Following the fiddle on a ‘wild ride to heaven’ with Charles Ives

Jeremy Denk, Stefan Jackiw
Boston Globe

In a moment when populism and modern-tilting art seem hopelessly at odds, could there be a better tonic than the music of Charles Ives? This Janus-faced visionary composed joyfully clangorous music for an audience of the future. Yet his homegrown experimentalism lived alongside a deep and nostalgic love for an older, simpler America. In the composer’s vision of the idyllic past, hymns are always drifting out of churches on the banks of rivers, the town commons always have a band or two parading by, and the good working folks gather nightly around the campfire to sing in rough-hewn yet honest, proto-Ivesian voices.

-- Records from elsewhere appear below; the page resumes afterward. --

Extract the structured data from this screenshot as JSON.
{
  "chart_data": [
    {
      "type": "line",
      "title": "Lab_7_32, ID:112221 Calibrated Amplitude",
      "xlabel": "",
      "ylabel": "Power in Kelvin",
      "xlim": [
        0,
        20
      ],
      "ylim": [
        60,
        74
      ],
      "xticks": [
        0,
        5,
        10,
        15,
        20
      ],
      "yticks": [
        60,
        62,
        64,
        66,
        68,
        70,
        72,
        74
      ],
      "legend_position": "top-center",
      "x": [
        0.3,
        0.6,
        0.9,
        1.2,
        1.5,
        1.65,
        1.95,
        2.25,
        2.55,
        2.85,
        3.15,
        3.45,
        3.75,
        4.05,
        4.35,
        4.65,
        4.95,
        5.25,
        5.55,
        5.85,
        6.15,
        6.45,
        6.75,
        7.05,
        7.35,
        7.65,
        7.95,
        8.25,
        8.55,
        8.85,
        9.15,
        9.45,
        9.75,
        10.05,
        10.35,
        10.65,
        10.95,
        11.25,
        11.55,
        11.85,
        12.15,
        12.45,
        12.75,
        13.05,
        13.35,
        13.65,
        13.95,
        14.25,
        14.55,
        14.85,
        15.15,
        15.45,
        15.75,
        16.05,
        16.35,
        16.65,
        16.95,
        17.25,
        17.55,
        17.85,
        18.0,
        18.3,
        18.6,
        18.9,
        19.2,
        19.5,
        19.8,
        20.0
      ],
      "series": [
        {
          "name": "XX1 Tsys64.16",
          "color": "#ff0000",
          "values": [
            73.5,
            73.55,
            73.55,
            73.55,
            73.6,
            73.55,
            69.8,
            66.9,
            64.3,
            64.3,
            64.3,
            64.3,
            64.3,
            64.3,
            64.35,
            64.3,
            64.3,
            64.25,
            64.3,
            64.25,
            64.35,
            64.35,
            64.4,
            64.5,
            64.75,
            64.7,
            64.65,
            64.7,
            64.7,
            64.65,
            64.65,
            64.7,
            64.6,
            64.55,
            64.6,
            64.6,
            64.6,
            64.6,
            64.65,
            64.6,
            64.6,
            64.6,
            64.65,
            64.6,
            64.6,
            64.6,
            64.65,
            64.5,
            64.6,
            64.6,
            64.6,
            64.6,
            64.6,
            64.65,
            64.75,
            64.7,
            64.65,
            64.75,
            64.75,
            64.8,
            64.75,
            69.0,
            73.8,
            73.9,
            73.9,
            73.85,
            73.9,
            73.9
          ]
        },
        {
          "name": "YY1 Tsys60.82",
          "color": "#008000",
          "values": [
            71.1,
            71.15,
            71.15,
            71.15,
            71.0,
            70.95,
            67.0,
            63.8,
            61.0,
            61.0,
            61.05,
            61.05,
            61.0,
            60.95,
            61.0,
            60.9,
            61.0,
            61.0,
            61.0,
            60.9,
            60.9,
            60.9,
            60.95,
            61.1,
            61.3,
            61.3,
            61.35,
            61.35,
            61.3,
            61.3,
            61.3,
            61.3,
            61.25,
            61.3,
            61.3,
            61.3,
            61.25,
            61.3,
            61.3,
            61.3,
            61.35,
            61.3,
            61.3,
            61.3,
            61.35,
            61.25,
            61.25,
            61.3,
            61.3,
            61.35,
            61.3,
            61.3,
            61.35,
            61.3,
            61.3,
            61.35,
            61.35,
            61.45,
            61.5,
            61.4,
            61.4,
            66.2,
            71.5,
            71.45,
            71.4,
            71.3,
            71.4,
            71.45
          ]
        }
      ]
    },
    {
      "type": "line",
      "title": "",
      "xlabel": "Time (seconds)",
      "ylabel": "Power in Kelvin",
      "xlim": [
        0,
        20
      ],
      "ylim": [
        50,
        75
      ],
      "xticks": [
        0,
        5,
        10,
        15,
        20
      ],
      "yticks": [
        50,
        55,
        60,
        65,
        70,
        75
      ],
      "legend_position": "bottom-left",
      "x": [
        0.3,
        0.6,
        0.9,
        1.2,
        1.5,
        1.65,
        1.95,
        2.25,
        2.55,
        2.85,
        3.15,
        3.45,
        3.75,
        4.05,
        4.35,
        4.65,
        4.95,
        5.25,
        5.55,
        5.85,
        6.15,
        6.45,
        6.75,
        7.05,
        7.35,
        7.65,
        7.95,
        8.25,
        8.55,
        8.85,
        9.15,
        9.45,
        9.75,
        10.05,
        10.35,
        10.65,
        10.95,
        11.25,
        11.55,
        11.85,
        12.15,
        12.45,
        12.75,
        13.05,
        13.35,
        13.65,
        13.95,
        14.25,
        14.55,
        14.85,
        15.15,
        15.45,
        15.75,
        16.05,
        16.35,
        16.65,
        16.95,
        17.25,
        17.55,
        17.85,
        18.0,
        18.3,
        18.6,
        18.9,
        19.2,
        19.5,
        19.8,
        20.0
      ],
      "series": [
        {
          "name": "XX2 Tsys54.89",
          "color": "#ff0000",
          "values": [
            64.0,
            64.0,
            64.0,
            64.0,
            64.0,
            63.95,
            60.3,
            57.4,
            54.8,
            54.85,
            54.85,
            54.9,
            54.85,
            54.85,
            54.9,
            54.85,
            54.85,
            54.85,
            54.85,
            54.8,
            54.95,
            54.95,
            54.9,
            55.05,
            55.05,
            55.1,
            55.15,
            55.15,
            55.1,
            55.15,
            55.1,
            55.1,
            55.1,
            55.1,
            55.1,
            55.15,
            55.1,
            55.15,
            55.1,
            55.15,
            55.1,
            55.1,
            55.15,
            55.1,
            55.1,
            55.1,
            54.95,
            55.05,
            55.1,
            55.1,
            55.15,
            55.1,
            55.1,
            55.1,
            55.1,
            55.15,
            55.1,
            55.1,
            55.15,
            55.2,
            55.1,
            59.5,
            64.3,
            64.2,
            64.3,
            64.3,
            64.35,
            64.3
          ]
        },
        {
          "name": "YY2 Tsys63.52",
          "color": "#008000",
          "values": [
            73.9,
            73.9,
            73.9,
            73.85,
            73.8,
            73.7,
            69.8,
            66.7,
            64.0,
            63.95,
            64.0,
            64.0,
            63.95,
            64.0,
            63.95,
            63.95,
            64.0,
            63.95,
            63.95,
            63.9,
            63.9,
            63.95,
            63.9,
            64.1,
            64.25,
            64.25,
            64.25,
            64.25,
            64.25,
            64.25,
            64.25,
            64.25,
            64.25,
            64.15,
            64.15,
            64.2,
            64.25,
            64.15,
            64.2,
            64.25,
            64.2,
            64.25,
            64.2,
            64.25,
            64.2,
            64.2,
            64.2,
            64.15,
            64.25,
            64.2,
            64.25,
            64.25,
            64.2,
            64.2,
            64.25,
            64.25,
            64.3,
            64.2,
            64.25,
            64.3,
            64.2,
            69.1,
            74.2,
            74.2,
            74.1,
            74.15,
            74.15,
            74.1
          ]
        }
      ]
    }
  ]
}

Ives’s set of four Violin Sonatas, most of which date back to the 1910s, embody this wonderful tension as vividly as any of his music. And later this month, two uncommonly eloquent musicians — pianist Jeremy Denk and violinist Stefan Jackiw — will partner for a rare Celebrity Series of Boston recital devoted to the complete set of four works. Joining them on this program will be the vocal ensemble Hudson Shad, who will sing the original hymns that Ives quotes in his sonatas. 

In advance of their local appearance on Jan. 26, the Globe recently spoke by phone with Denk and Jackiw about Ives, the Violin Sonatas, and a composer’s art dotted with “islands” of beauty.